Despite the announcement by one Republican senator that he’ll vote against the nomination, Judge Samuel Alito will probably be confirmed to the Supreme Court this afternoon.

Meanwhile, the public seems to be fed up with the highly-politicized process of confirming justices. An editorial in the Denver Post by Paul Carrese notes:

“Both of our national parties and interest groups on all sides trumpet partial truths, run ads, use surrogates to attack and appeal for donations. In the past decade, this decline has spread to nominees for the lower federal courts. Beyond what this means for candidates and their families, it now touches our constitutional fabric. Single-issue campaigning and accusations about a nominee’s ‘ideology’ are undermining the legitimacy of judicial review and the ideal of non-partisan judges. The president can take some steps to restore a more judicious process, but the Senate must take the lead, since it is there that the most partisanship arises.”

“Quite true,” constitutional law prof Matthew J. Franck writes on National Review’s Bench Memos. But, “Viewed from another angle, however, what is going on in current nomination battles is a struggle to define just what we mean by “duty to the Constitution,” or for that matter what “an independent judiciary” is and what it is for.
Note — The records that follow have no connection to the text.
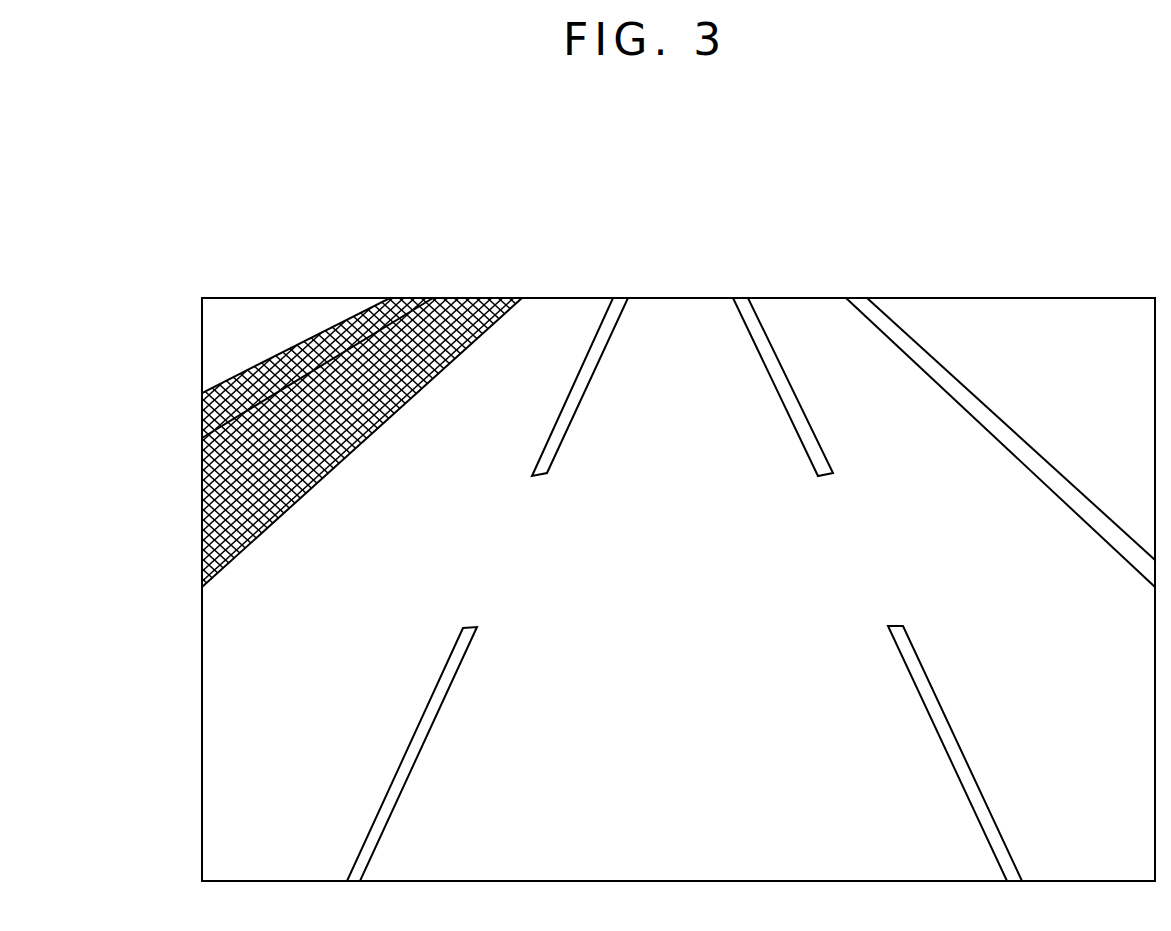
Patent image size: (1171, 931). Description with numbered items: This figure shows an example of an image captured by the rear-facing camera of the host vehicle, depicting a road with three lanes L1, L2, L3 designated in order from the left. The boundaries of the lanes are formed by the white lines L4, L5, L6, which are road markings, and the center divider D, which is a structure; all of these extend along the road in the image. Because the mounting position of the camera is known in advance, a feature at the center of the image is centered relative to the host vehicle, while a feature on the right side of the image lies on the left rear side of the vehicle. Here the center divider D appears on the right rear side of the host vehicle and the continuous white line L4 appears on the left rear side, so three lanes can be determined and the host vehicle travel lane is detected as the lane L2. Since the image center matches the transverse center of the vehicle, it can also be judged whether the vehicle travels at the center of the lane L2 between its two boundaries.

The center divider D is at (408, 298).
The lane L1 is at (840, 298).
The lane L2 is at (738, 298).
The lane L3 is at (612, 298).
The white line L4 is at (857, 298).
The white line L5 is at (743, 298).
The white line L6 is at (617, 298).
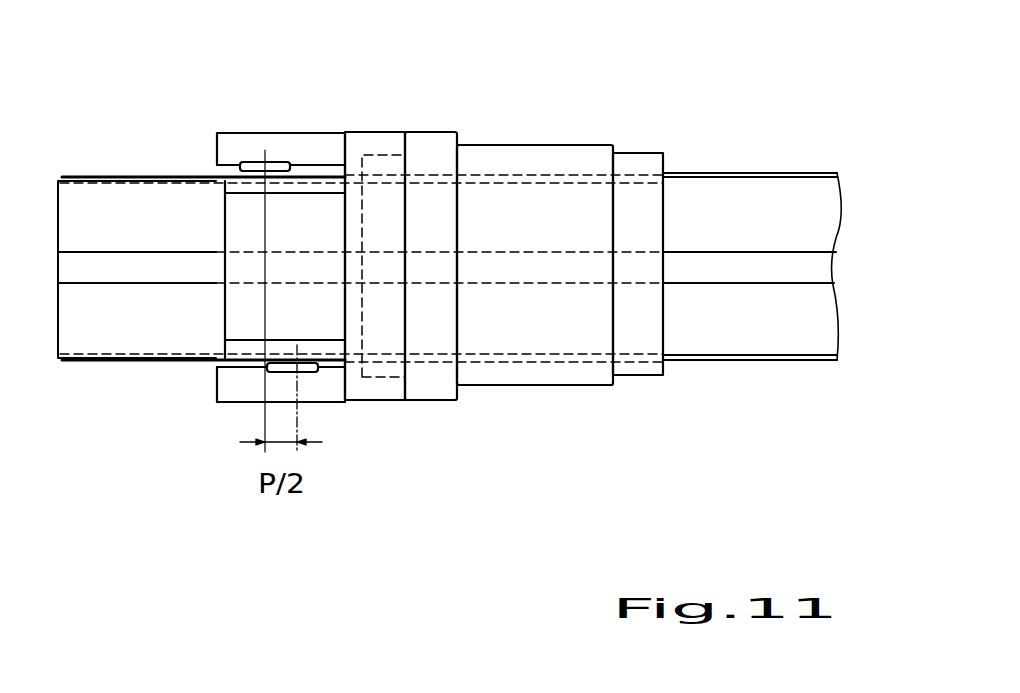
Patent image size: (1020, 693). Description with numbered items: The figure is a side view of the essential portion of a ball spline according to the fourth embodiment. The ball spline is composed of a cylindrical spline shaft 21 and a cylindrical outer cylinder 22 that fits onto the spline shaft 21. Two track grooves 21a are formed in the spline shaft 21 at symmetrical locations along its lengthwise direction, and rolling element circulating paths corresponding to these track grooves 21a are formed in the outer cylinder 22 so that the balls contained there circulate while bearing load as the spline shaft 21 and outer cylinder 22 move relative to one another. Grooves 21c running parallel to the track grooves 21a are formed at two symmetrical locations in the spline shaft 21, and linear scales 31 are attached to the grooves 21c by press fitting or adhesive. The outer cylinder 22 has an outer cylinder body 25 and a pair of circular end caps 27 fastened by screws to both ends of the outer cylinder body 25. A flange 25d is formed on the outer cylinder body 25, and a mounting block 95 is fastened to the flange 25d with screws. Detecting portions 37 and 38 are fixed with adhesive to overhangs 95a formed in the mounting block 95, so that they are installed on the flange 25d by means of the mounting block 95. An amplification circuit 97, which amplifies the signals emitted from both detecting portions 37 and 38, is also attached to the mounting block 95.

“I see no alternative to hurling Supreme Court nominees in front of the cannon’s mouth until those questions are settled. Democrats believe, or pretend to believe, that the Constitution puts judges in charge of the ‘progressive’ expansion of ‘constitutional rights’ at the frontiers of the culture of death – the ‘rights’ of unlawful enemy combatants, the ‘rights’ of abortionists to take lives that could be saved, the ‘rights’ of men and women to ‘marry’ one another in impossible combinations of twos and threes and more. Republicans view it otherwise. Paul’s plea for a return to politically neutral standards for the selection and approval of justices is admirable, but is written for another age, I’m afraid. In the present age we need partisan politics, with all its ugliness, to save the independent judiciary from itself. We may need more of it than we have yet seen. The Supreme Court has been the Constitution’s worst enemy for most of the last century, and can hardly be expected to change its ways if the political temperature it inhabits is lowered.”